LLMRank: Understanding LLM Strengths for Model Routing
Shubham Agrawal, Prasang Gupta
TL;DR
LLMRank addresses the model routing problem by combining explicit prompt features with a neural ranking model to predict per-model utility under a cost–quality trade-off, guided by a tunable parameter in the objective. It introduces a three-part framework: feature extraction, a cost-aware neural ranking model, and a cost-aware inference procedure, trained with a hybrid objective that blends pointwise utility regression and listwise ranking via KL divergence. On RouterBench, LLMRank achieves up to 89.2% of oracle utility, with Perf, Balanced, and Cost variants offering distinct trade-offs between quality and expense, while providing interpretable routing through feature attributions. The results show substantial efficiency gains over single-model baselines and prior routers, especially when open-source models are used, underscoring the value of semantic feature signals for scalable, transparent LLM deployment. This work points to a principled path for integrating new models and tasks in dynamic LLM ecosystems, with potential extensions to multimodal routing and session-level decision making.
Abstract
The rapid growth of large language models (LLMs) with diverse capabilities, latency and computational costs presents a critical deployment challenge: selecting the most suitable model for each prompt to optimize the trade-off between performance and efficiency.

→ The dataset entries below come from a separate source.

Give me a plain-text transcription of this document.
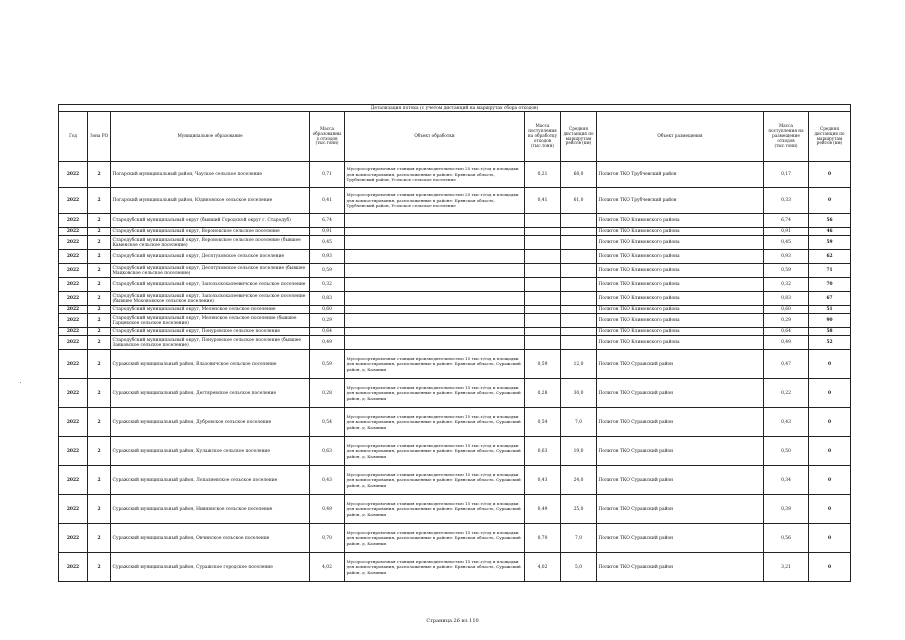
Детализация потока (с учетом дистанций на маршрутах сбора отходов)									
Год	Зона РО	Муниципальное образование	Масса образованных отходов (тыс.тонн)	Объект обработки	Масса поступления на обработку отходов (тыс.тонн)	Средняя дистанция по маршрутам рейсов (км)	Объект размещения	Масса поступления на размещение отходов (тыс.тонн)	Средняя дистанция по маршрутам рейсов (км)
2022	2	Погарский муниципальный район, Чауское сельское поселение	0,71	Мусоросортировочная станция производительностью 25 тыс.т/год и площадки для компостирования, расположенные в районе: Брянская область, Трубчевский район, Усохское сельское поселение	0,21	68,0	Полигон ТКО Трубчевский район	0,17	0
2022	2	Погарский муниципальный район, Юдиновское сельское поселение	0,41	Мусоросортировочная станция производительностью 25 тыс.т/год и площадки для компостирования, расположенные в районе: Брянская область, Трубчевский район, Усохское сельское поселение	0,41	61,0	Полигон ТКО Трубчевский район	0,33	0
2022	2	Стародубский муниципальный округ (бывший Городской округ г. Стародуб)	6,74				Полигон ТКО Климовского района	6,74	56
2022	2	Стародубский муниципальный округ, Воронокское сельское поселение	0,91				Полигон ТКО Климовского района	0,91	46
2022	2	Стародубский муниципальный округ, Воронокское сельское поселение (бывшее Каменское сельское поселение)	0,45				Полигон ТКО Климовского района	0,45	59
2022	2	Стародубский муниципальный округ, Десятуховское сельское поселение	0,93				Полигон ТКО Климовского района	0,93	62
2022	2	Стародубский муниципальный округ, Десятуховское сельское поселение (бывшее Мацковское сельское поселение)	0,59				Полигон ТКО Климовского района	0,59	71
2022	2	Стародубский муниципальный округ, Запольскохалеевичское сельское поселение	0,32				Полигон ТКО Климовского района	0,32	70
2022	2	Стародубский муниципальный округ, Запольскохалеевичское сельское поселение (бывшее Мохоновское сельское поселение)	0,83				Полигон ТКО Климовского района	0,83	67
2022	2	Стародубский муниципальный округ, Меленское сельское поселение	0,60				Полигон ТКО Климовского района	0,60	51
2022	2	Стародубский муниципальный округ, Меленское сельское поселение (бывшее Гарцевское сельское поселение)	0,29				Полигон ТКО Климовского района	0,29	90
2022	2	Стародубский муниципальный округ, Понуровское сельское поселение	0,64				Полигон ТКО Климовского района	0,64	58
2022	2	Стародубский муниципальный округ, Понуровское сельское поселение (бывшее Занковское сельское поселение)	0,49				Полигон ТКО Климовского района	0,49	52
2022	2	Суражский муниципальный район, Влазовичское сельское поселение	0,59	Мусоросортировочная станция производительностью 15 тыс.т/год и площадки для компостирования, расположенные в районе: Брянская область, Суражский район, д. Калинки	0,59	12,0	Полигон ТКО Суражский район	0,47	0
2022	2	Суражский муниципальный район, Дегтяревское сельское поселение	0,28	Мусоросортировочная станция производительностью 15 тыс.т/год и площадки для компостирования, расположенные в районе: Брянская область, Суражский район, д. Калинки	0,28	30,0	Полигон ТКО Суражский район	0,22	0
2022	2	Суражский муниципальный район, Дубровское сельское поселение	0,54	Мусоросортировочная станция производительностью 15 тыс.т/год и площадки для компостирования, расположенные в районе: Брянская область, Суражский район, д. Калинки	0,54	7,0	Полигон ТКО Суражский район	0,43	0
2022	2	Суражский муниципальный район, Кулажское сельское поселение	0,63	Мусоросортировочная станция производительностью 15 тыс.т/год и площадки для компостирования, расположенные в районе: Брянская область, Суражский район, д. Калинки	0,63	19,0	Полигон ТКО Суражский район	0,50	0
2022	2	Суражский муниципальный район, Лопазненское сельское поселение	0,43	Мусоросортировочная станция производительностью 15 тыс.т/год и площадки для компостирования, расположенные в районе: Брянская область, Суражский район, д. Калинки	0,43	24,0	Полигон ТКО Суражский район	0,34	0
2022	2	Суражский муниципальный район, Нивнянское сельское поселение	0,49	Мусоросортировочная станция производительностью 15 тыс.т/год и площадки для компостирования, расположенные в районе: Брянская область, Суражский район, д. Калинки	0,49	25,0	Полигон ТКО Суражский район	0,39	0
2022	2	Суражский муниципальный район, Овчинское сельское поселение	0,70	Мусоросортировочная станция производительностью 15 тыс.т/год и площадки для компостирования, расположенные в районе: Брянская область, Суражский район, д. Калинки	0,70	7,0	Полигон ТКО Суражский район	0,56	0
2022	2	Суражский муниципальный район, Суражское городское поселение	4,02	Мусоросортировочная станция производительностью 15 тыс.т/год и площадки для компостирования, расположенные в районе: Брянская область, Суражский район, д. Калинки	4,02	5,0	Полигон ТКО Суражский район	3,21	0
Страница 26 из 110
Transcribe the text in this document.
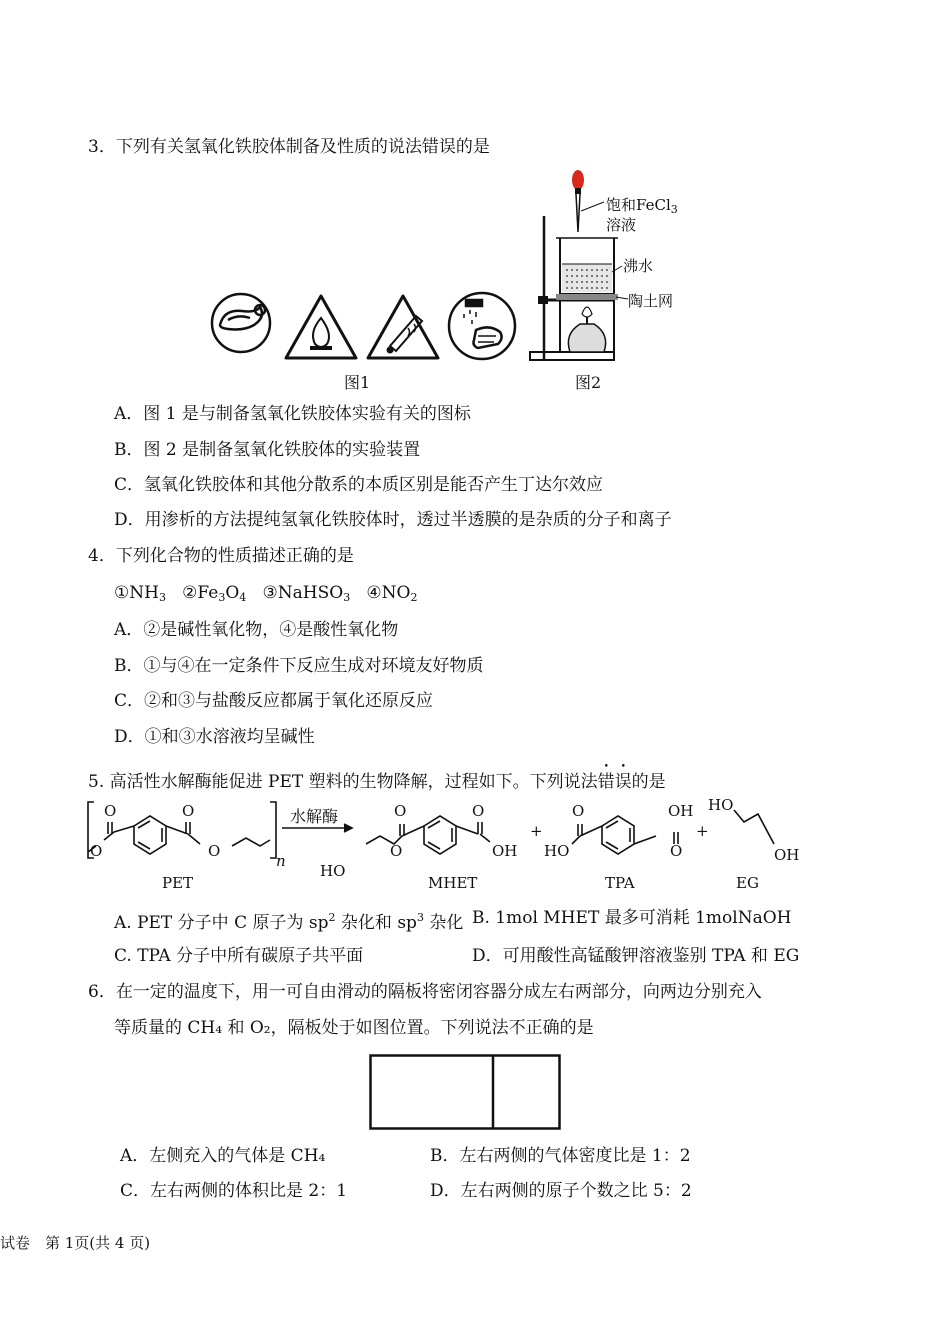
3．下列有关氢氧化铁胶体制备及性质的说法错误的是
图1
饱和FeCl$_3$
溶液
沸水
陶土网
图2
A．图 1 是与制备氢氧化铁胶体实验有关的图标
B．图 2 是制备氢氧化铁胶体的实验装置
C．氢氧化铁胶体和其他分散系的本质区别是能否产生丁达尔效应
D．用渗析的方法提纯氢氧化铁胶体时，透过半透膜的是杂质的分子和离子
4．下列化合物的性质描述正确的是
$①NH_3$ $②Fe_3O_4$ ③NaHSO$_3$ $④NO_2$
A．②是碱性氧化物，④是酸性氧化物
B．①与④在一定条件下反应生成对环境友好物质
C．②和③与盐酸反应都属于氧化还原反应
D．①和③水溶液均呈碱性
5. 高活性水解酶能促进 PET 塑料的生物降解，过程如下。下列说法错误的是
O
O
O
O
n
水解酶	O
O
O
OH
HO
+
O
HO
OH
O
+
HO
OH
PET	MHET	TPA	EG
A. PET 分子中 C 原子为 $sp^2$ 杂化和 $sp^3$ 杂化 B. 1mol MHET 最多可消耗 1molNaOH
C. TPA 分子中所有碳原子共平面	D．可用酸性高锰酸钾溶液鉴别 TPA 和 EG
6．在一定的温度下，用一可自由滑动的隔板将密闭容器分成左右两部分，向两边分别充入
等质量的 CH₄ 和 O₂，隔板处于如图位置。下列说法不正确的是
A．左侧充入的气体是 CH₄	B．左右两侧的气体密度比是 1：2
C．左右两侧的体积比是 2：1	D．左右两侧的原子个数之比 5：2
试卷　第 1页(共 4 页)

We introduce LLMRank, a prompt-aware routing framework that leverages rich, human-readable features extracted from prompts, including task type, reasoning patterns, complexity indicators, syntactic cues, and signals from a lightweight proxy solver. Unlike prior one-shot routers that rely solely on latent embeddings, LLMRank predicts per-model utility using a neural ranking model trained on RouterBench, comprising 36,497 prompts spanning 11 benchmarks and 11 state-of-the-art LLMs, from small efficient models to large frontier systems. Our approach achieves up to 89.2% of oracle utility, while providing interpretable feature attributions that explain routing decisions. Extensive studies demonstrate the importance of multifaceted feature extraction and the hybrid ranking objective, highlighting the potential of feature-driven routing for efficient and transparent LLM deployment.